Labelisasi Rumah Penerima Bansos di Kabupaten Solok Dilaksanakan. (Foto Kominfo Kab Solok).
Labelisasi Rumah Penerima Bansos di Kabupaten Solok Dilaksanakan. (Foto Kominfo Kab Solok).

KAB SOLOK, Jurnalterkini.id – Pemerintah Kabupaten Solok terus menunjukkan komitmennya dalam mewujudkan transparansi dan ketepatan sasaran penyaluran bantuan sosial. Hal ini terwujud melalui kegiatan labelisasi rumah penerima bansos yang dilaksanakan di beberapa titik di Nagari Koto Baru, Kecamatan Kubung, Kamis (23/4/2026).

Kegiatan tersebut dihadiri langsung oleh Bupati Solok Dr.(HC) Jon Firman Pandu, SH, Ketua TP-PKK Kabupaten Solok Ny. Nia Jon Firman Pandu, S.Si, M.Si, Kepala Dinas Sosial beserta jajaran, Kepala BPS Kabupaten Solok Bambang Suryanggono, Camat Kubung Acil Fasra, serta unsur Forkopimcam setempat.

Bacaan Lainnya

Berdasarkan data yang disampaikan Dinas Sosial Kabupaten Solok, saat ini terdapat sebanyak 1.700 rumah penerima bansos di Kecamatan Kubung, dan 435 di antaranya berada di Nagari Koto Baru yang menjadi sasaran labelisasi. Langkah ini merupakan bagian dari upaya memastikan bantuan sosial tepat sasaran dan dapat dipertanggungjawabkan.

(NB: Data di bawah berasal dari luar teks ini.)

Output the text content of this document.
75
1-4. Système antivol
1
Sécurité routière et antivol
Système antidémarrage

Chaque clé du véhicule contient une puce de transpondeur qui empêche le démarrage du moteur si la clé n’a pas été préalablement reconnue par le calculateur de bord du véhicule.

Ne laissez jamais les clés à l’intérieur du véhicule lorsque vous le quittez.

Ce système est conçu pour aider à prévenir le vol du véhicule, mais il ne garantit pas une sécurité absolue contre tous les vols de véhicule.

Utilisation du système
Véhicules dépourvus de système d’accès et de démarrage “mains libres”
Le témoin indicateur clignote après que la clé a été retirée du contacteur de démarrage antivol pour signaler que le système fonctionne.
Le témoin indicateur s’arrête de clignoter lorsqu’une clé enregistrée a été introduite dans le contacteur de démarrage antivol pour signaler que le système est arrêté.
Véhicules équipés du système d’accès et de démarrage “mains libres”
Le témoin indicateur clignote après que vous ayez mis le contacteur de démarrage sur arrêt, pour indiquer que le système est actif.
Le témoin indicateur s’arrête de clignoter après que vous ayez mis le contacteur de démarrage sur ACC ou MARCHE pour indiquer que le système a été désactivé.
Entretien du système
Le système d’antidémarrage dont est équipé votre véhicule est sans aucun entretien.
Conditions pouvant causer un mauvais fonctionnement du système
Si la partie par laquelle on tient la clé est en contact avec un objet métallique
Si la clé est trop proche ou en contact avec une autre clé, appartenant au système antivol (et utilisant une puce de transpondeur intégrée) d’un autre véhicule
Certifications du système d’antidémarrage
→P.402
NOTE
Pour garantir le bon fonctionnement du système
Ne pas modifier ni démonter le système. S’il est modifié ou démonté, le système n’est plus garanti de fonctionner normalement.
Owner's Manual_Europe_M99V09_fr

Sebelumnya, setelah dilakukan sosialisasi mengenai labelisasi, Dinas Sosial bersama BPS Kabupaten Solok juga telah merapikan data penerima bansos.

Hasilnya, tercatat sekitar 1.000 keluarga secara sukarela mengundurkan diri sebagai penerima bantuan karena merasa tidak lagi memenuhi syarat dan tidak membutuhkan.

Atas capaian ini, Kabupaten Solok dinobatkan sebagai daerah dengan tingkat pengunduran diri penerima bansos tertinggi di tingkat nasional.

Dalam arahannya, Bupati Solok menyatakan bahwa kegiatan labelisasi ini merupakan bentuk transparansi pemerintah daerah dalam menyalurkan bantuan kepada masyarakat.

“Ini menjadi bukti nyata bahwa bantuan yang diberikan tepat sasaran dan dapat diketahui oleh seluruh warga,” ujarnya.

Ia juga berpesan kepada para koordinator penerima bansos agar senantiasa teliti dalam melakukan pendataan.

“Kami tentu ingin membantu seluruh masyarakat, namun mengingat keterbatasan yang ada, maka prioritas utama adalah warga yang benar-benar miskin dan kurang mampu,” tegas Bupati.

Dengan adanya labelisasi ini, diharapkan tidak hanya meningkatkan kepercayaan masyarakat terhadap pemerintah, tetapi juga memastikan bantuan sosial benar-benar diterima oleh mereka yang paling membutuhkan. (Dion).